Kim, YC, Davis, MD, Schanbacher, CF, Su, WP. “Dowling-Degos disease (reticulate pigmented anomaly of the flexures): a clinical and histopathologic study of 6 cases”. J Am Acad Dermatol. vol. 40. 1999. pp. 462-7. (A case series of 6 cases of Dowling-Degos disease.)

Liao, H, Zhao, Y, Baty, DU, McGrath, JA, Mellerio, JE, McLean, WH. “A heterozygous frameshift mutation in the V1 domain of keratin 5 in a family with Dowling-Degos disease”. J Invest Dermatol. vol. 127. 2007. pp. 298-300. (A report on the identification of a frameshift mutation in keratin 5 that confirms that haploinsufficiency is responsible for Dowling-Degos disease.)

Loo, WJ, Rytina, E, Todd, PM. “Hidradenitis suppurativa, Dowling-Degos and multiple epidermal cysts: a new follicular occlusion triad”. Clin Exp Dermatol. vol. 29. 2004. pp. 622-4. (Describes a case of a patient with Dowling-Degos disease and hidradenitis suppurativa. In addition the patient has multiple epidermal cysts.)

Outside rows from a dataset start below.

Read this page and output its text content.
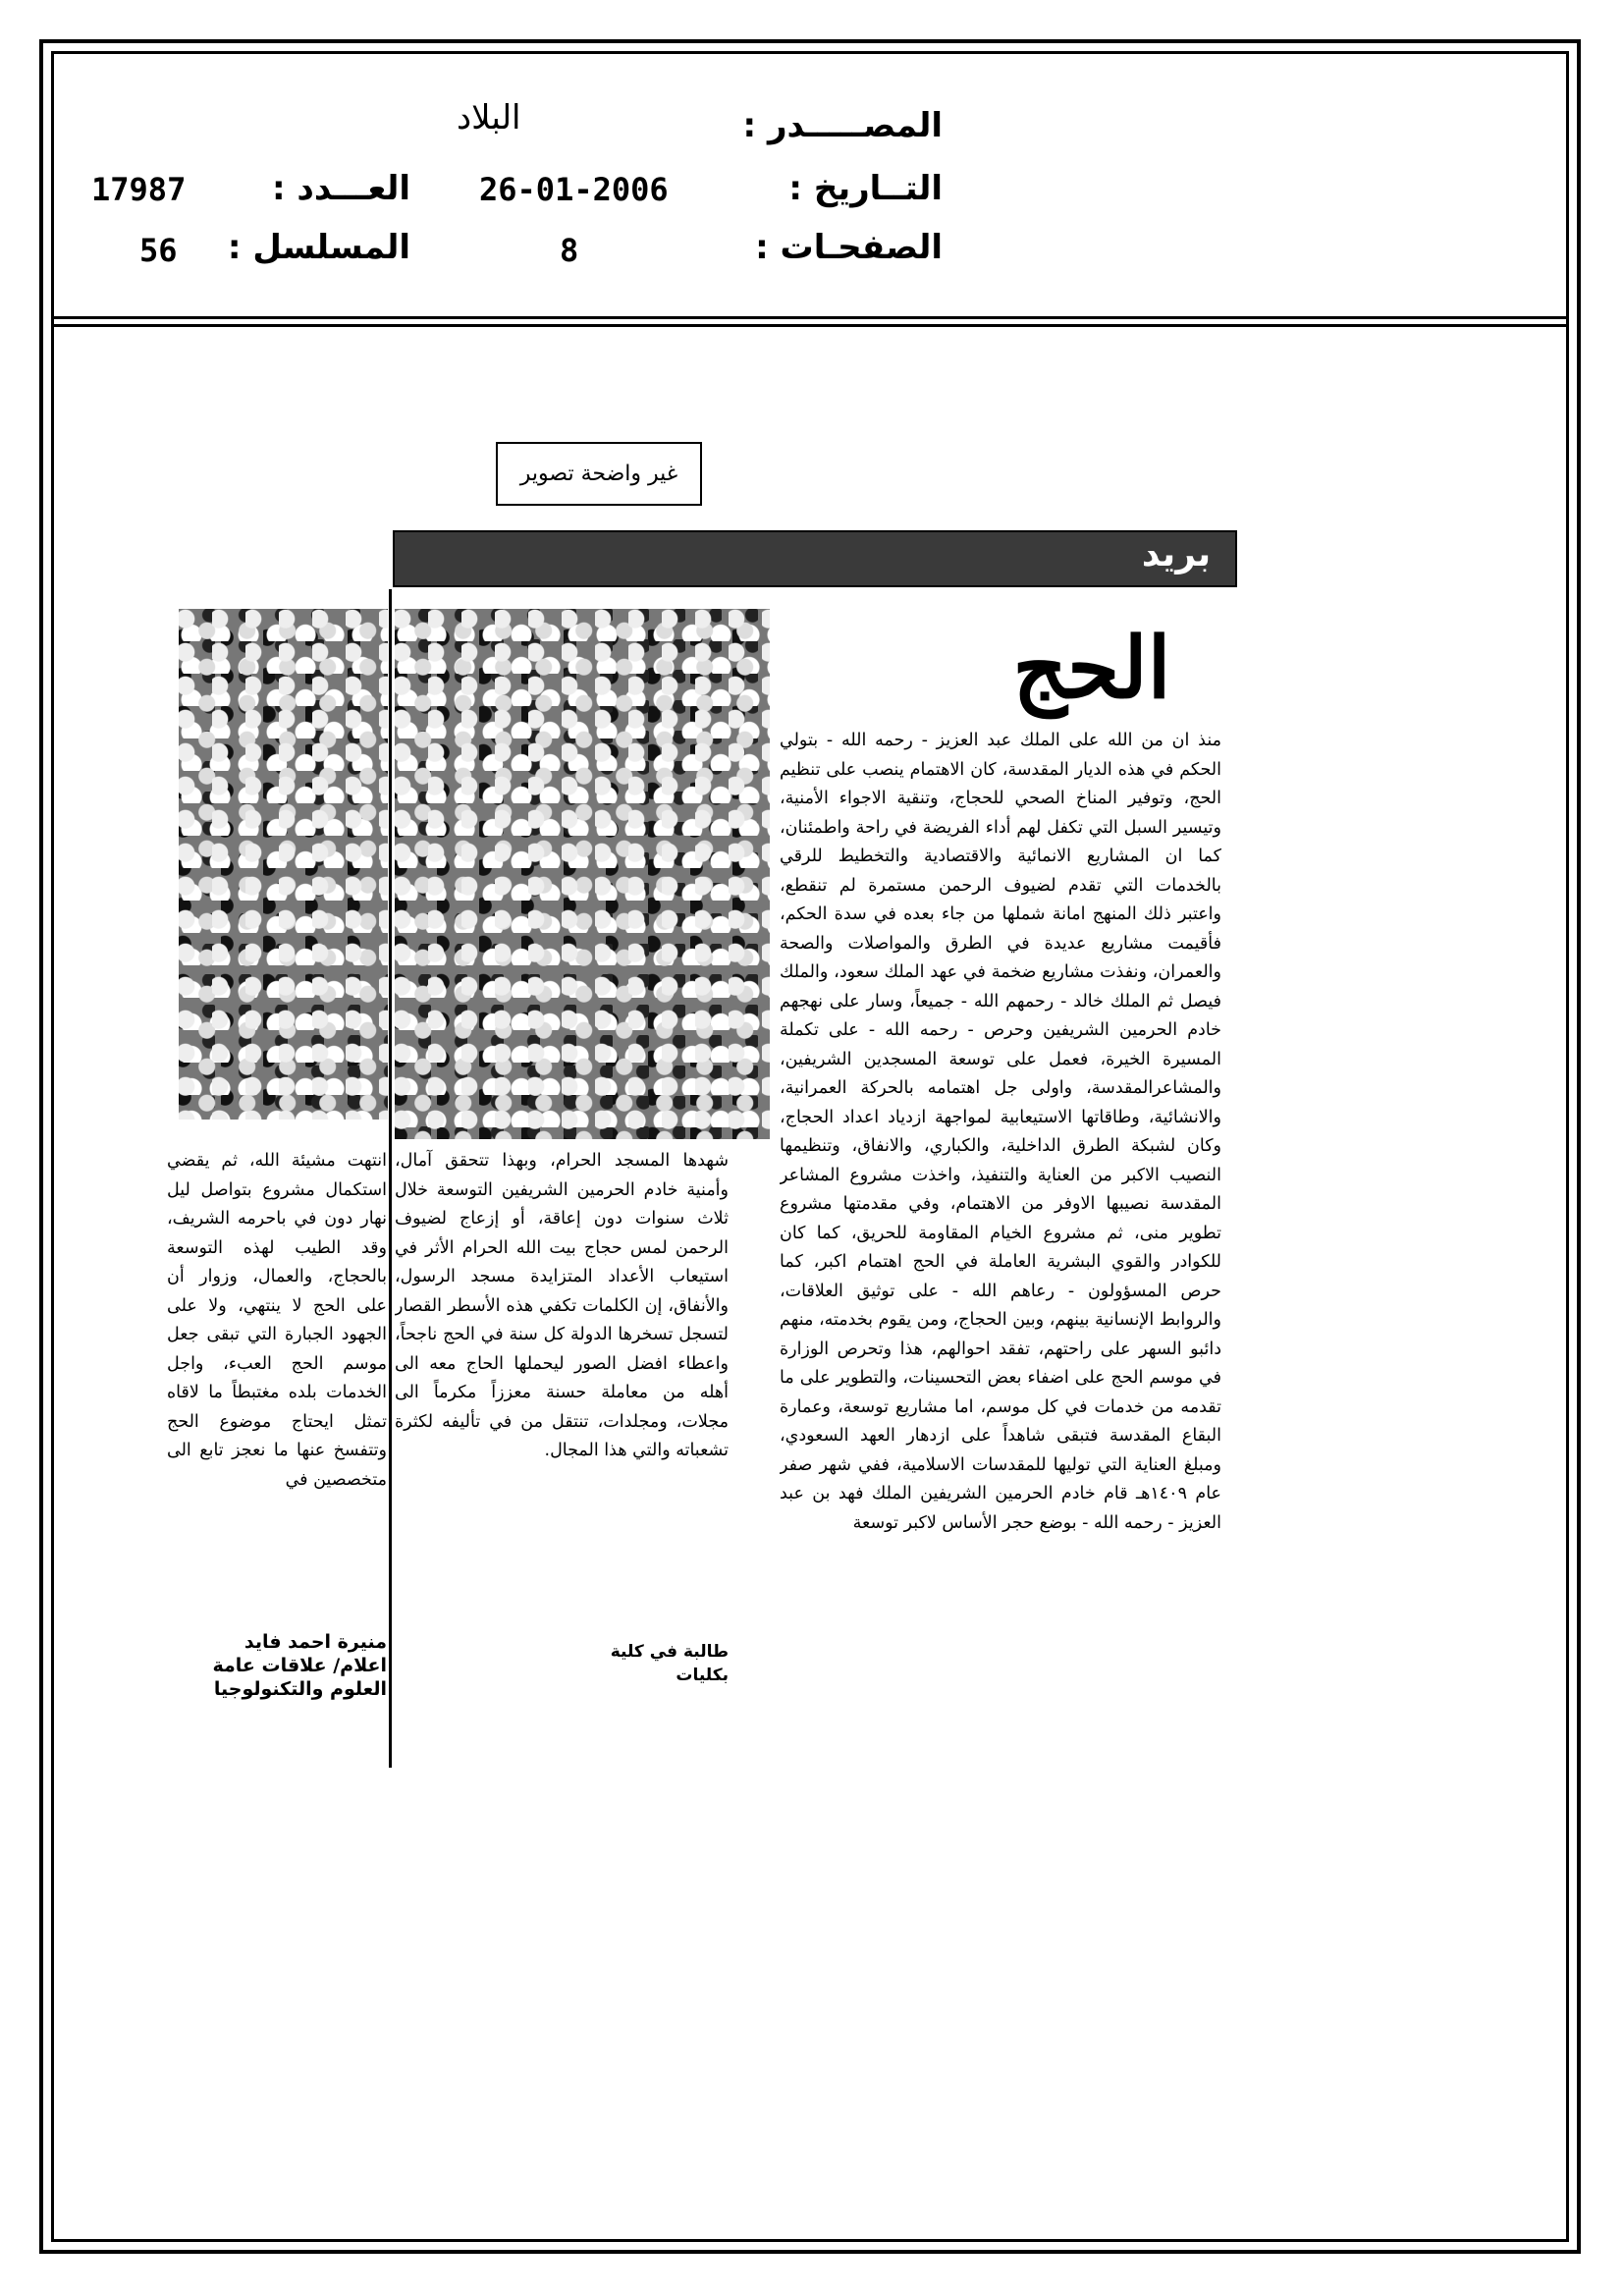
المصـــــدر :
البلاد
التــاريخ :
26-01-2006
العـــدد :
17987
الصفحـات :
8
المسلسل :
56
غير واضحة تصوير
بريد
الحج
منذ ان من الله على الملك عبد العزيز - رحمه الله - بتولي الحكم في هذه الديار المقدسة، كان الاهتمام ينصب على تنظيم الحج، وتوفير المناخ الصحي للحجاج، وتنقية الاجواء الأمنية، وتيسير السبل التي تكفل لهم أداء الفريضة في راحة واطمئنان، كما ان المشاريع الانمائية والاقتصادية والتخطيط للرقي بالخدمات التي تقدم لضيوف الرحمن مستمرة لم تنقطع، واعتبر ذلك المنهج امانة شملها من جاء بعده في سدة الحكم، فأقيمت مشاريع عديدة في الطرق والمواصلات والصحة والعمران، ونفذت مشاريع ضخمة في عهد الملك سعود، والملك فيصل ثم الملك خالد - رحمهم الله - جميعاً، وسار على نهجهم خادم الحرمين الشريفين وحرص - رحمه الله - على تكملة المسيرة الخيرة، فعمل على توسعة المسجدين الشريفين، والمشاعرالمقدسة، واولى جل اهتمامه بالحركة العمرانية، والانشائية، وطاقاتها الاستيعابية لمواجهة ازدياد اعداد الحجاج، وكان لشبكة الطرق الداخلية، والكباري، والانفاق، وتنظيمها النصيب الاكبر من العناية والتنفيذ، واخذت مشروع المشاعر المقدسة نصيبها الاوفر من الاهتمام، وفي مقدمتها مشروع تطوير منى، ثم مشروع الخيام المقاومة للحريق، كما كان للكوادر والقوي البشرية العاملة في الحج اهتمام اكبر، كما حرص المسؤولون - رعاهم الله - على توثيق العلاقات، والروابط الإنسانية بينهم، وبين الحجاج، ومن يقوم بخدمته، منهم دائبو السهر على راحتهم، تفقد احوالهم، هذا وتحرص الوزارة في موسم الحج على اضفاء بعض التحسينات، والتطوير على ما تقدمه من خدمات في كل موسم، اما مشاريع توسعة، وعمارة البقاع المقدسة فتبقى شاهداً على ازدهار العهد السعودي، ومبلغ العناية التي توليها للمقدسات الاسلامية، ففي شهر صفر عام ١٤٠٩هـ قام خادم الحرمين الشريفين الملك فهد بن عبد العزيز - رحمه الله - بوضع حجر الأساس لاكبر توسعة
شهدها المسجد الحرام، وبهذا تتحقق آمال، وأمنية خادم الحرمين الشريفين التوسعة خلال ثلاث سنوات دون إعاقة، أو إزعاج لضيوف الرحمن لمس حجاج بيت الله الحرام الأثر في استيعاب الأعداد المتزايدة مسجد الرسول، والأنفاق، إن الكلمات تكفي هذه الأسطر القصار لتسجل تسخرها الدولة كل سنة في الحج ناجحاً، واعطاء افضل الصور ليحملها الحاج معه الى أهله من معاملة حسنة معززاً مكرماً الى مجلات، ومجلدات، تنتقل من في تأليفه لكثرة تشعباته والتي هذا المجال.
انتهت مشيئة الله، ثم يقضي استكمال مشروع بتواصل ليل نهار دون في باحرمه الشريف، وقد الطيب لهذه التوسعة بالحجاج، والعمال، وزوار أن على الحج لا ينتهي، ولا على الجهود الجبارة التي تبقى جعل موسم الحج العبء، واجل الخدمات بلده مغتبطاً ما لاقاه تمثل ايحتاج موضوع الحج وتتفسخ عنها ما نعجز تابع الى متخصصين في
منيرة احمد فايد
اعلام/ علاقات عامة
العلوم والتكنولوجيا
طالبة في كلية
بكليات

Wenzel, J, Tappe, K, Gerdsen, R, Uerlich, M, Philipp-Dormston, W, Bieber, T. “Successful treatment of Dowling-Degos disease with Er:YAG laser”. Dermatol Surg. vol. 28. 2002. pp. 748-50. (The patient treated in the article had a good clinical result with the ER:YAG laser.)

Wu, YH, Lin, YC. “Generalized Dowling-Degos disease”. J Am Acad Dermatol. vol. 57. 2007. pp. 327-34. (A report of a family with generalized hyperpigmentation and hypopigmentation as the presentation of Dowling-Degos disease.)

Zhang, RZ, Zhu, WY. “A study of immunohistochemical and electron microscopic changes in Dowling-Degos disease”. J Dermatol. vol. 32. 2005. pp. 12-8. (An article describing the immunohistochemical and electron microscopy features of Dowling-Degos disease.)